Washington D.C. Mayor Signs Massive Medical Marijuana Overhaul Bill

The nation's capital city will become a de facto recreational market.

The capital city of the United States is about to become a recreational marijuana market, at least in spirit even if not by the letter of the law.

Washington D.C. Mayor Muriel Bowser on Monday signed into law the Medical Cannabis Amendment Act of 2021, which for all practical purposes will establish a new adult-use cannabis market, but without any license caps or restrictions on specific medical ailments.

Rather, the bill provides a path to licensure and legal status for hundreds, perhaps thousands, of gray market “gifting” businesses that have been trafficking in cannabis for years. It also removes caps on the number of legal medical marijuana companies in the city, allows for medical patients to “self-certify” that they need cannabis to treat any given medical issue, and sets up a new social equity program.

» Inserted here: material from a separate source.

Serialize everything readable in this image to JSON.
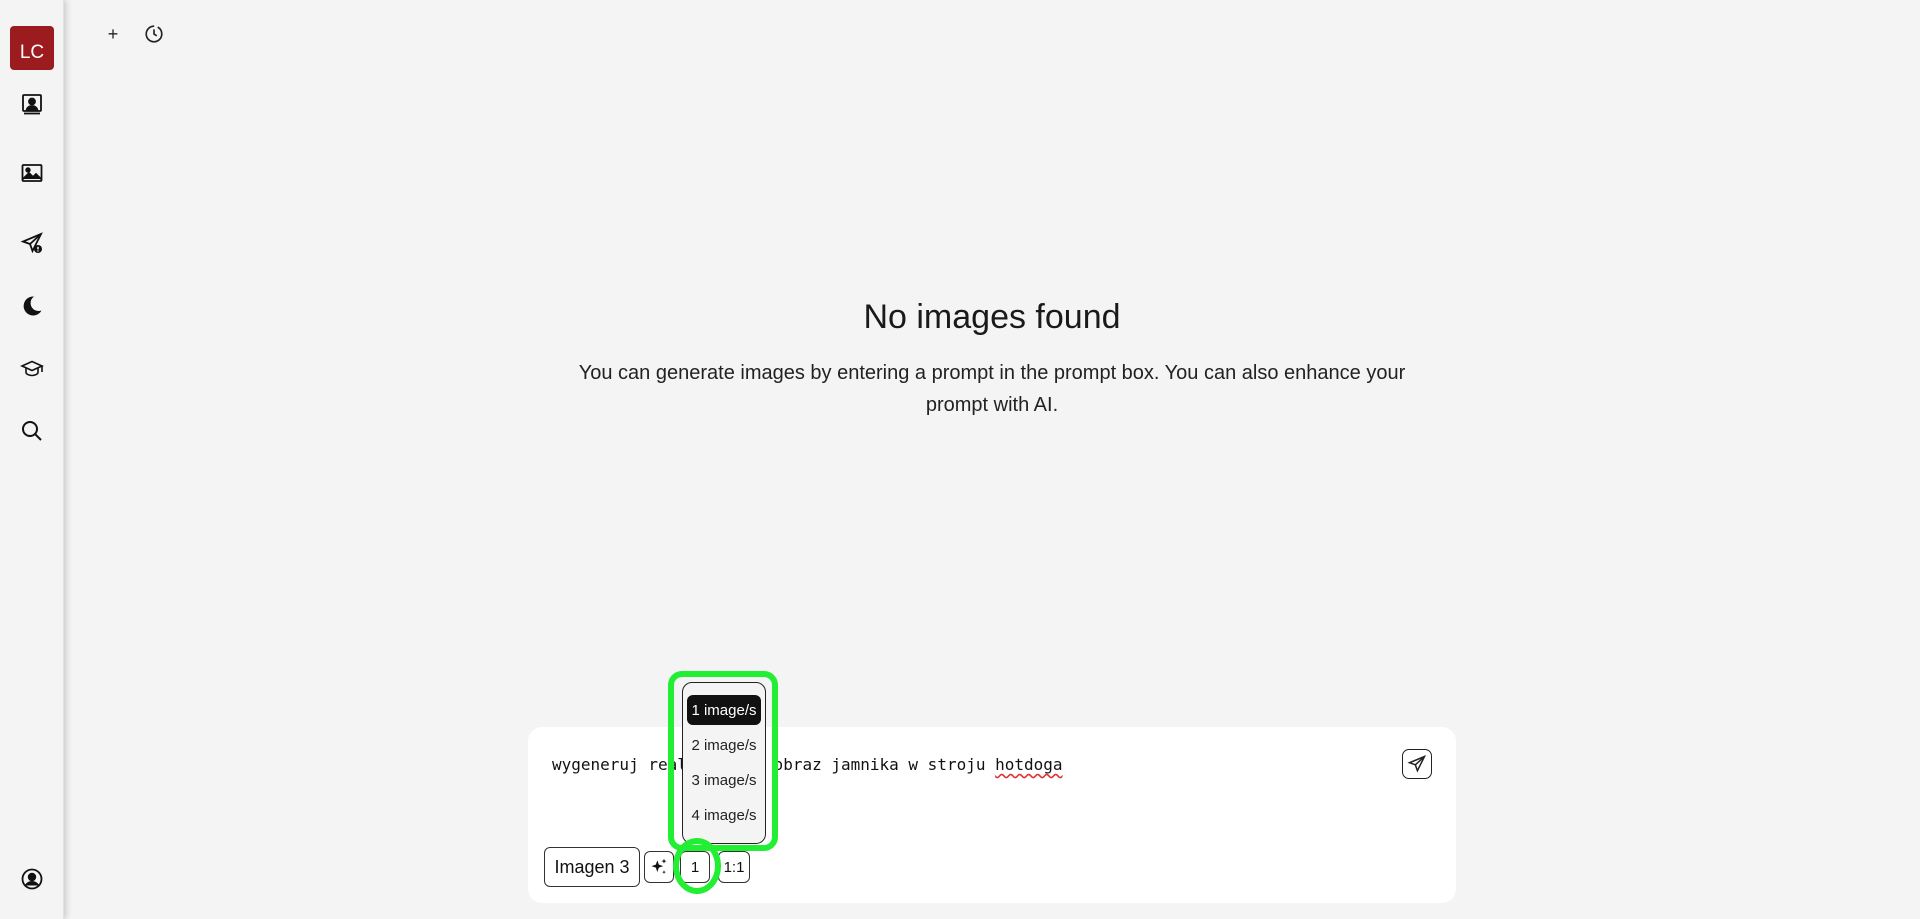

Though the bill and its substance remain medical in name, in reality it’s a workaround by the D.C. City Council to avoid being overridden by Congress, which retains veto power over the city’s municipal ordinances. It’s Congress – and a perpetually renewed federal budget rider – that have kept the city from standing up a recreational marijuana market since residents voted to legalize in 2014. In this latest move, it appears that city leaders have finally figured out how to circumvent Congressional prohibitionists.

The 2014 ballot measure, Initiative 71, legalized recreational marijuana in the district, but the Congressional budget rider kept the city council from authorizing a full adult-use industry. A loophole in the measure, however, allowed locals to “gift” cannabis to each other. As a result, a new gray market was born, in which entrepreneurs sold extra-expensive ordinary goods such as lighters or T-shirts, along with a “gift” of cannabis.

The number of such companies has swollen over the years, and some have pegged the number of operating cannabis retailers in the city as high as 1,500. That stands in stark contrast to the city’s seven licensed medical marijuana dispensaries and eight permitted cultivators, and means the local industry is primed to grow by leaps and bounds.